Hi guys, I'm going to add an amplified sub to my 2012 Volt. It has the Bose system as well. I need more bass and figured adding the amplified sub would be the easiest. The sub has both low level and hi level inputs. Should I use the Bose amp outputs to the Bose sub and put them in my new amp high inputs? I read somewhere else that someone put the Bose HU amp in wires to the low level inputs of their amplified sub and got better base. I have the sound system electrical schematics, so I just need to know the best way to tap into the existing system in order to add the new amplified sub. Any input would be greatly appreciated.
depends on how you want to use your amp. Use the high level inputs on the new sub amp with the bose speaker output or the low level from the stereo before the bose amp to your low level sub. Try the easiest first, high inputs probably and if you aren't happy try the low level approach. Most bose and amp combo will sound slightly different so no right answer if you aren't going to replace it all.

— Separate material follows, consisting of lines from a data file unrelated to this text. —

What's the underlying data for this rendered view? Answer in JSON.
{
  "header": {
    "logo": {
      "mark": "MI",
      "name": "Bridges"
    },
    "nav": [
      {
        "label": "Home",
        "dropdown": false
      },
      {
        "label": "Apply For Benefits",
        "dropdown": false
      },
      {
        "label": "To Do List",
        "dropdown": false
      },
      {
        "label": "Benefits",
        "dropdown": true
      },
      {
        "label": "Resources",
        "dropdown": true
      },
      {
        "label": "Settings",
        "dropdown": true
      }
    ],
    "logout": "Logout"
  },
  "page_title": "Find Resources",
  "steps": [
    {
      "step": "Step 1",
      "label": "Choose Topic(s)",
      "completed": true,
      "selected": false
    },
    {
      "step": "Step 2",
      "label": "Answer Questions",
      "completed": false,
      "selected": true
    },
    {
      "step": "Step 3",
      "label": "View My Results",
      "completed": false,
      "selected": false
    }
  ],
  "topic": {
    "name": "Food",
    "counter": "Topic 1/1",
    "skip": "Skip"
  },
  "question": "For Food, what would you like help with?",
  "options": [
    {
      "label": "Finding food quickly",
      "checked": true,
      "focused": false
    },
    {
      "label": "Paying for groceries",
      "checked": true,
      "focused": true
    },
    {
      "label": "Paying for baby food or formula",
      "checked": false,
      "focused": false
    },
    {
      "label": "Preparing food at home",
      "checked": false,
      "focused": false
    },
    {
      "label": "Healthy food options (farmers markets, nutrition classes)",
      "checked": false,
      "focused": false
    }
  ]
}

Re: Need help, 2012 Mazda3 with Bose - Want to keep OEM H.U. but add sub/components/a
Thanks for the input Kelrog, I'm just using the powered sub to improve the weak bass of the Bose system. I like bass, and there is not all that much. So hook the HU rear speaker wires (pre-amp) to the low level inputs on my powered sub? Or hook the Bose ampsubspeaker outputs to my High level powered amp inputs? If I do the High level inputs, do I tap into both L & R speaker wires and connect them together at the new sub amp? Sorry if these are stupid questions, I just don't want to blow anything up, and I'm not a stereo person.
Thanks for the input Kelrog, I'm just using the powered sub to improve the weak bass of the Bose system. I like bass, and there is not all that much. So hook the HU rear speaker wires (pre-amp) to the low level inputs on my powered sub? Or hook the Bose ampsubspeaker outputs to my High level powered amp inputs? If I do the High level inputs, do I tap into both L & R speaker wires and connect them together at the new sub amp? Sorry if these are stupid questions, I just don't want to blow anything up, and I'm not a stereo person.
Yes if u go from hu before bose amp tap rear L and R. If u tap high level output after bose amp hook them to both high level inputs on new sub amp.